How is the Core Personal consumption expenditure a measure of inlation?

I was browsing around the economic calendar, and here is what I found written about the core personal consumption expenditure:

The Core Personal Consumption Expenditure released by the US Bureau of Economic Analysis is an average amount of money that consumers spend in a month. “Core” excludes seasonally volatile products such as food and energy in order to capture an accurate calculation of the expenditure. It is a significant indicator of inflation. A high reading is bullish for the USD, while a low reading is bearish.

I dont understand how is consumer spending a measure of inflation? Isnt a basket of prices (CPI / PPI) how inflation is measured? And now i keep finding everywhere how the Core Personal consumption expenditure is the what the Fed relies on to measure inflation?

Please enlighten me on this, thanks to everyone in advance!

Forgive the over simplification:

If consumers have more money they spend more money. If they are spending more money they are buying more things. If they are buying more things then basic supply and demand does its thing. There is a demand for “things” and the price of “things” goes up. Inflation.

that was one of the best oversimplifications i have ever heard. thanko you!
Looking at it like this, CPI and PPI measure inflation, but once it has already happened, i.e. when its a bit too late. The Core personal consumption expenditure (CPCE?) is like a preemptive measure of inflation, it can tell you if its comming or not, nad how bad it might be - so it actually gives the fed enough time to react. Am I right?

In theory, yes. Holding inflation down AFTER inflation has occured is like closing the gate after all the cows have wandered off. You took the appropriate action but that action was taken too late to do any good.

the best thing to do is to google and do some study on “The circular flow of income” the concepts of what you are asking are within there.
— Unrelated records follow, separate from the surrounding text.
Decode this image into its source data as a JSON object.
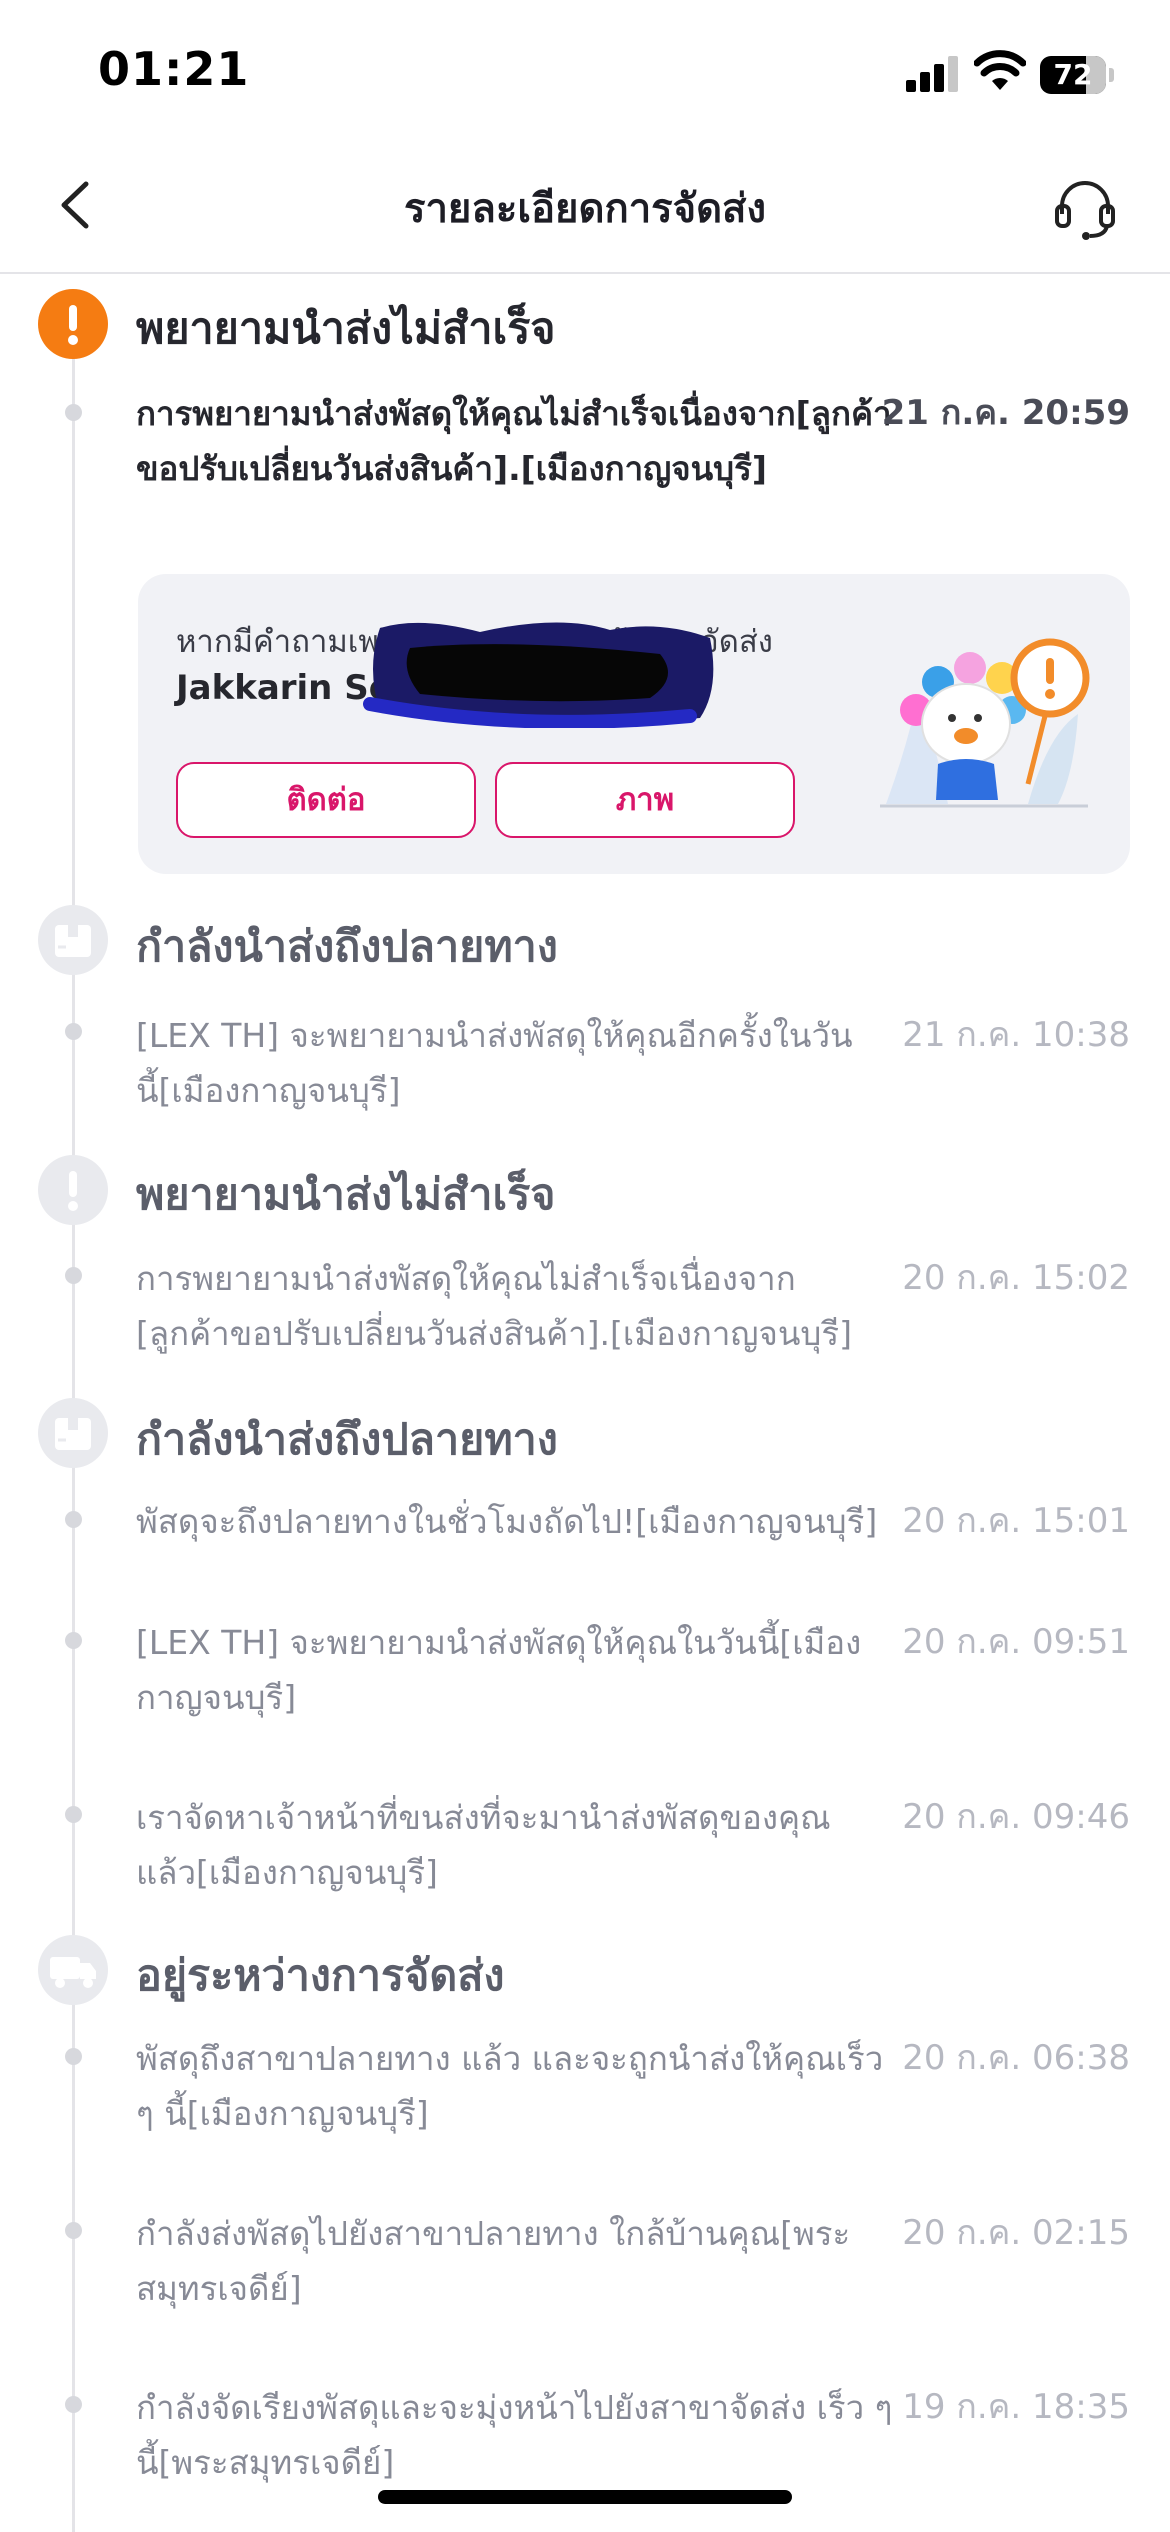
{
  "status_bar": {
    "time": "01:21",
    "battery": "72"
  },
  "header": {
    "title": "รายละเอียดการจัดส่ง"
  },
  "timeline": [
    {
      "status": "พยายามนำส่งไม่สำเร็จ",
      "active": true,
      "icon": "alert-icon",
      "events": [
        {
          "text": "การพยายามนำส่งพัสดุให้คุณไม่สำเร็จเนื่องจาก[ลูกค้าขอปรับเปลี่ยนวันส่งสินค้า].[เมืองกาญจนบุรี]",
          "time": "21 ก.ค. 20:59"
        }
      ]
    },
    {
      "status": "กำลังนำส่งถึงปลายทาง",
      "active": false,
      "icon": "parcel-icon",
      "events": [
        {
          "text": "[LEX TH] จะพยายามนำส่งพัสดุให้คุณอีกครั้งในวันนี้[เมืองกาญจนบุรี]",
          "time": "21 ก.ค. 10:38"
        }
      ]
    },
    {
      "status": "พยายามนำส่งไม่สำเร็จ",
      "active": false,
      "icon": "alert-icon",
      "events": [
        {
          "text": "การพยายามนำส่งพัสดุให้คุณไม่สำเร็จเนื่องจาก [ลูกค้าขอปรับเปลี่ยนวันส่งสินค้า].[เมืองกาญจนบุรี]",
          "time": "20 ก.ค. 15:02"
        }
      ]
    },
    {
      "status": "กำลังนำส่งถึงปลายทาง",
      "active": false,
      "icon": "parcel-icon",
      "events": [
        {
          "text": "พัสดุจะถึงปลายทางในชั่วโมงถัดไป![เมืองกาญจนบุรี]",
          "time": "20 ก.ค. 15:01"
        },
        {
          "text": "[LEX TH] จะพยายามนำส่งพัสดุให้คุณในวันนี้[เมืองกาญจนบุรี]",
          "time": "20 ก.ค. 09:51"
        },
        {
          "text": "เราจัดหาเจ้าหน้าที่ขนส่งที่จะมานำส่งพัสดุของคุณแล้ว[เมืองกาญจนบุรี]",
          "time": "20 ก.ค. 09:46"
        }
      ]
    },
    {
      "status": "อยู่ระหว่างการจัดส่ง",
      "active": false,
      "icon": "truck-icon",
      "events": [
        {
          "text": "พัสดุถึงสาขาปลายทาง แล้ว และจะถูกนำส่งให้คุณเร็ว ๆ นี้[เมืองกาญจนบุรี]",
          "time": "20 ก.ค. 06:38"
        },
        {
          "text": "กำลังส่งพัสดุไปยังสาขาปลายทาง ใกล้บ้านคุณ[พระสมุทรเจดีย์]",
          "time": "20 ก.ค. 02:15"
        },
        {
          "text": "กำลังจัดเรียงพัสดุและจะมุ่งหน้าไปยังสาขาจัดส่ง เร็ว ๆ นี้[พระสมุทรเจดีย์]",
          "time": "19 ก.ค. 18:35"
        }
      ]
    }
  ],
  "contact_card": {
    "question": "หากมีคำถามเพ",
    "question_end": "นักงานจัดส่ง",
    "courier_name": "Jakkarin So",
    "contact_button": "ติดต่อ",
    "photo_button": "ภาพ"
  },
  "colors": {
    "accent": "#d9166a",
    "alert": "#f57c12"
  }
}
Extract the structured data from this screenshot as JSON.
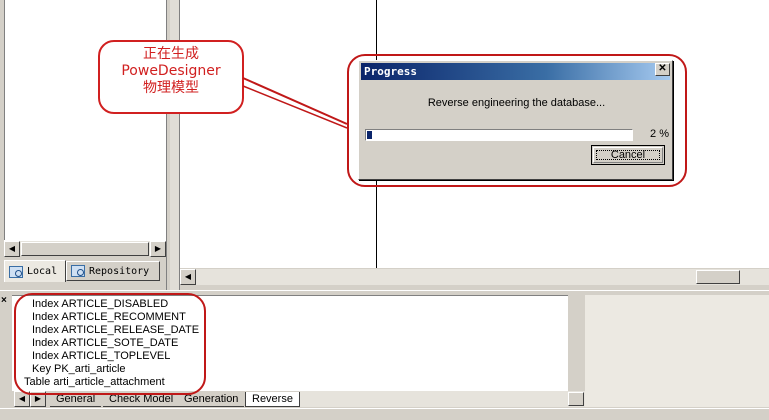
{
  "browser": {
    "tabs": [
      {
        "label": "Local",
        "icon": "local-icon"
      },
      {
        "label": "Repository",
        "icon": "repository-icon"
      }
    ]
  },
  "annotation": {
    "lines": [
      "正在生成",
      "PoweDesigner",
      "物理模型"
    ],
    "color": "#d12020"
  },
  "dialog": {
    "title": "Progress",
    "close_glyph": "✕",
    "message": "Reverse engineering the database...",
    "progress_percent": 2,
    "progress_text": "2 %",
    "cancel_label": "Cancel"
  },
  "output": {
    "lines": [
      "Index ARTICLE_DISABLED",
      "Index ARTICLE_RECOMMENT",
      "Index ARTICLE_RELEASE_DATE",
      "Index ARTICLE_SOTE_DATE",
      "Index ARTICLE_TOPLEVEL",
      "Key PK_arti_article",
      "Table arti_article_attachment"
    ],
    "tabs": [
      "General",
      "Check Model",
      "Generation",
      "Reverse"
    ],
    "active_tab": "Reverse"
  }
}
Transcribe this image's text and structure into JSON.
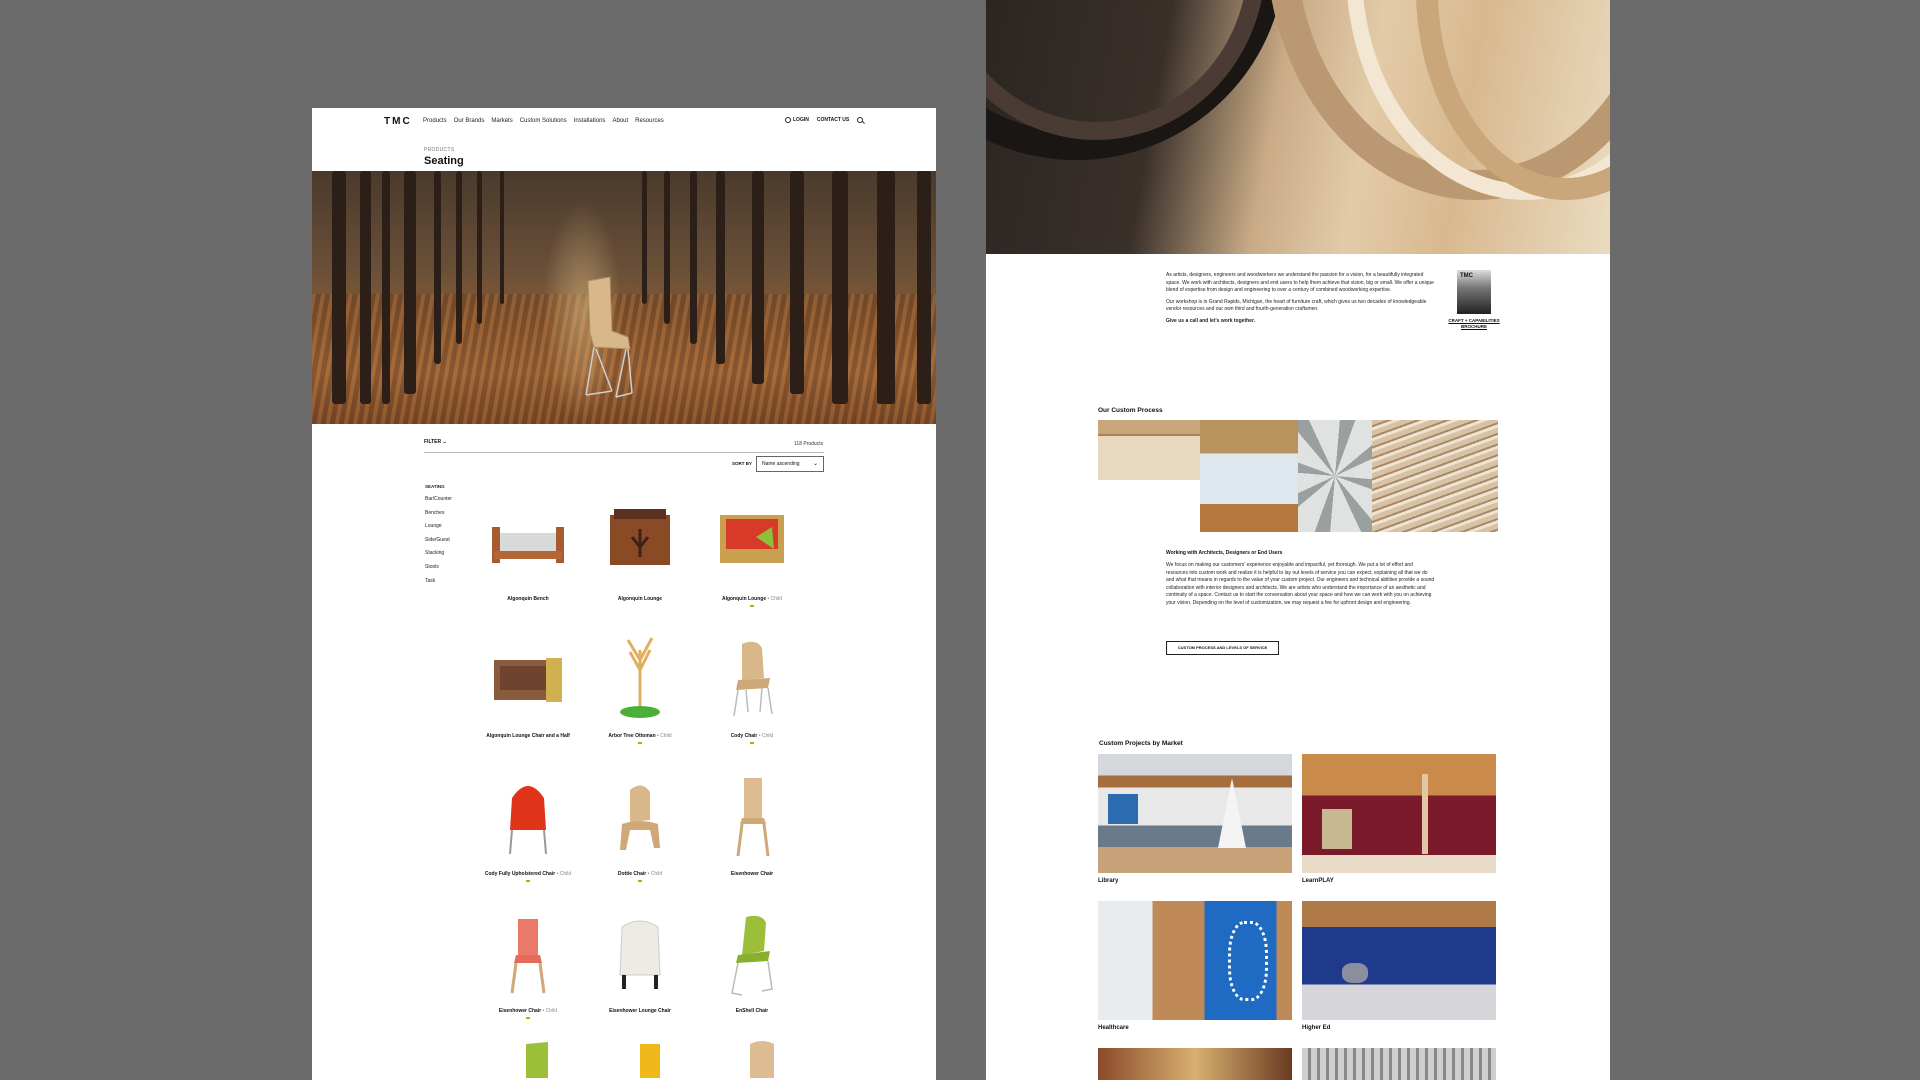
{
  "left_page": {
    "logo": "TMC",
    "nav": [
      "Products",
      "Our Brands",
      "Markets",
      "Custom Solutions",
      "Installations",
      "About",
      "Resources"
    ],
    "login": "LOGIN",
    "contact": "CONTACT US",
    "breadcrumb": "PRODUCTS",
    "title": "Seating",
    "filter_label": "FILTER",
    "product_count": "118 Products",
    "sort_label": "SORT BY",
    "sort_value": "Name ascending",
    "categories": {
      "heading": "SEATING",
      "items": [
        "Bar/Counter",
        "Benches",
        "Lounge",
        "Side/Guest",
        "Stacking",
        "Stools",
        "Task"
      ]
    },
    "products": [
      {
        "name": "Algonquin Bench",
        "child": ""
      },
      {
        "name": "Algonquin Lounge",
        "child": ""
      },
      {
        "name": "Algonquin Lounge",
        "child": "• Child"
      },
      {
        "name": "Algonquin Lounge Chair and a Half",
        "child": ""
      },
      {
        "name": "Arbor Tree Ottoman",
        "child": "• Child"
      },
      {
        "name": "Cody Chair",
        "child": "• Child"
      },
      {
        "name": "Cody Fully Upholstered Chair",
        "child": "• Child"
      },
      {
        "name": "Dottie Chair",
        "child": "• Child"
      },
      {
        "name": "Eisenhower Chair",
        "child": ""
      },
      {
        "name": "Eisenhower Chair",
        "child": "• Child"
      },
      {
        "name": "Eisenhower Lounge Chair",
        "child": ""
      },
      {
        "name": "EnShell Chair",
        "child": ""
      }
    ]
  },
  "right_page": {
    "intro": [
      "As artists, designers, engineers and woodworkers we understand the passion for a vision, for a beautifully integrated space. We work with architects, designers and end users to help them achieve that vision, big or small. We offer a unique blend of expertise from design and engineering to over a century of combined woodworking expertise.",
      "Our workshop is in Grand Rapids, Michigan, the heart of furniture craft, which gives us two decades of knowledgeable vendor resources and our own third and fourth-generation craftsmen.",
      "Give us a call and let's work together."
    ],
    "brochure_logo": "TMC",
    "brochure_label": "CRAFT + CAPABILITIES BROCHURE",
    "process_title": "Our Custom Process",
    "working_heading": "Working with Architects, Designers or End Users",
    "working_text": "We focus on making our customers' experience enjoyable and impactful, yet thorough. We put a lot of effort and resources into custom work and realize it is helpful to lay out levels of service you can expect, explaining all that we do and what that means in regards to the value of your custom project. Our engineers and technical abilities provide a sound collaboration with interior designers and architects. We are artists who understand the importance of an aesthetic and continuity of a space. Contact us to start the conversation about your space and how we can work with you on achieving your vision. Depending on the level of customization, we may request a fee for upfront design and engineering.",
    "cta_label": "CUSTOM PROCESS AND LEVELS OF SERVICE",
    "projects_title": "Custom Projects by Market",
    "projects": [
      "Library",
      "LearnPLAY",
      "Healthcare",
      "Higher Ed"
    ]
  }
}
Also not all inflation is a bad thing.

A new survey claims that, due to the end of the payroll tax cuts, customers are spending less this year. The Tax Policy Center states the tax hike will take $700 from the typical American consumer this year. That could slow the already sluggish economic recovery. Source of article: personalmoneynetwork.com

That’s true. Some inflation is actually desired if it remains within in limits. The dangerous part when central banks interfere is that once inflation takes off you can’t contain it in a short period of time.